Ein Problem ist auch die Kulturindustrie. Wenn wir gerade mal nicht arbeiten oder Zeit mit der Familie verbringen, warten ständig der dicke Roman, den wir längst gelesen haben wollten, und die neue Netflix-Serie. Wie kommen wir aus diesem Dilemma?

Busch: Wir leben in einer „Zuvielisation“, wie es ein Autor einmal nannte. Durch digitale Medien haben wir eine unvorstellbare Fülle von Informationen und Angeboten rund um die Uhr, die zahlreiche Begehrlichkeiten wecken. Das ist nichts Schlechtes, hält uns aber ständig auf Trab. Der Tag hat trotzdem nur 24 Stunden. Gestaltungsspielräume zerfasern sich dann, weil man unreflektiert jedem Ziel hinterher hetzt und nie zur Ruhe findet.

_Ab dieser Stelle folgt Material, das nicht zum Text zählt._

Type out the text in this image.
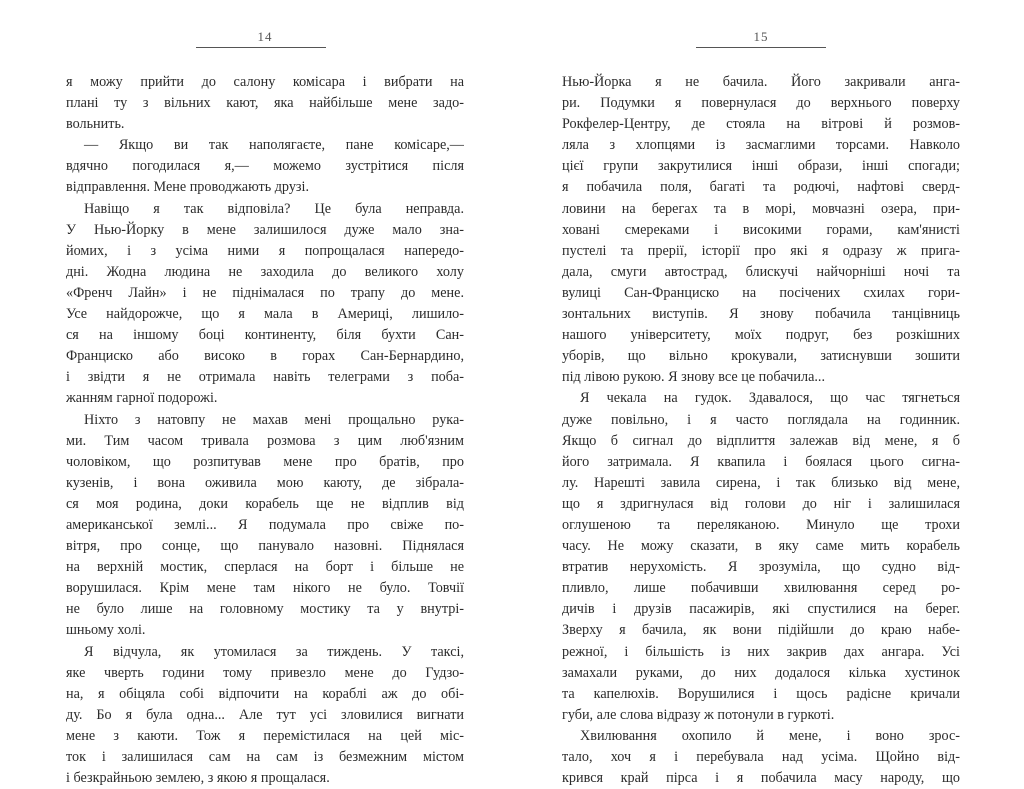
14
я можу прийти до салону комісара і вибрати на
плані ту з вільних кают, яка найбільше мене задо-
вольнить.
— Якщо ви так наполягаєте, пане комісаре,—
вдячно погодилася я,— можемо зустрітися після
відправлення. Мене проводжають друзі.
Навіщо я так відповіла? Це була неправда.
У Нью-Йорку в мене залишилося дуже мало зна-
йомих, і з усіма ними я попрощалася напередо-
дні. Жодна людина не заходила до великого холу
«Френч Лайн» і не піднімалася по трапу до мене.
Усе найдорожче, що я мала в Америці, лишило-
ся на іншому боці континенту, біля бухти Сан-
Франциско або високо в горах Сан-Бернардино,
і звідти я не отримала навіть телеграми з поба-
жанням гарної подорожі.
Ніхто з натовпу не махав мені прощально рука-
ми. Тим часом тривала розмова з цим люб'язним
чоловіком, що розпитував мене про братів, про
кузенів, і вона оживила мою каюту, де зібрала-
ся моя родина, доки корабель ще не відплив від
американської землі... Я подумала про свіже по-
вітря, про сонце, що панувало назовні. Піднялася
на верхній мостик, сперлася на борт і більше не
ворушилася. Крім мене там нікого не було. Товчії
не було лише на головному мостику та у внутрі-
шньому холі.
Я відчула, як утомилася за тиждень. У таксі,
яке чверть години тому привезло мене до Гудзо-
на, я обіцяла собі відпочити на кораблі аж до обі-
ду. Бо я була одна... Але тут усі зловилися вигнати
мене з каюти. Тож я перемістилася на цей міс-
ток і залишилася сам на сам із безмежним містом
і безкрайньою землею, з якою я прощалася.
15
Нью-Йорка я не бачила. Його закривали анга-
ри. Подумки я повернулася до верхнього поверху
Рокфелер-Центру, де стояла на вітрові й розмов-
ляла з хлопцями із засмаглими торсами. Навколо
цієї групи закрутилися інші образи, інші спогади;
я побачила поля, багаті та родючі, нафтові сверд-
ловини на берегах та в морі, мовчазні озера, при-
ховані смереками і високими горами, кам'янисті
пустелі та прерії, історії про які я одразу ж прига-
дала, смуги автострад, блискучі найчорніші ночі та
вулиці Сан-Франциско на посічених схилах гори-
зонтальних виступів. Я знову побачила танцівниць
нашого університету, моїх подруг, без розкішних
уборів, що вільно крокували, затиснувши зошити
під лівою рукою. Я знову все це побачила...
Я чекала на гудок. Здавалося, що час тягнеться
дуже повільно, і я часто поглядала на годинник.
Якщо б сигнал до відплиття залежав від мене, я б
його затримала. Я квапила і боялася цього сигна-
лу. Нарешті завила сирена, і так близько від мене,
що я здригнулася від голови до ніг і залишилася
оглушеною та переляканою. Минуло ще трохи
часу. Не можу сказати, в яку саме мить корабель
втратив нерухомість. Я зрозуміла, що судно від-
пливло, лише побачивши хвилювання серед ро-
дичів і друзів пасажирів, які спустилися на берег.
Зверху я бачила, як вони підійшли до краю набе-
режної, і більшість із них закрив дах ангара. Усі
замахали руками, до них додалося кілька хустинок
та капелюхів. Ворушилися і щось радісне кричали
губи, але слова відразу ж потонули в гуркоті.
Хвилювання охопило й мене, і воно зрос-
тало, хоч я і перебувала над усіма. Щойно від-
крився край пірса і я побачила масу народу, що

Hier hilft nur kluges Selbstmanagement. Irgendwo im Leben muss man locker lassen. Denn Gelassenheit beinhaltet immer das „Lassen“.

Vortrag von Volker Busch in der Reihe "Zentrum Wissen" am Donnerstag, 23. November (19.30 Uhr), EAM Kassel, Monteverdistraße 2. Karten für 59 Euro (für HNA-Abonnenten: 49 Euro) gibt es hier.

Zur Person

Volker Busch studierte Medizin, wurde erst Facharzt für Neurologie und später für Psychiatrie und Psychotherapie. Der Neurowissenschaftler ist Oberarzt an der Uni-Klinik Regensburg und leitet die Arbeitsgemeinschaft "Psychosozialer Stress und Schmerz". Der Vater zweier Kinder lebt mit seiner Familie in Regensburg. Zur Ruhe kommt der 45-Jährige am besten beim Wandern in den Bergen.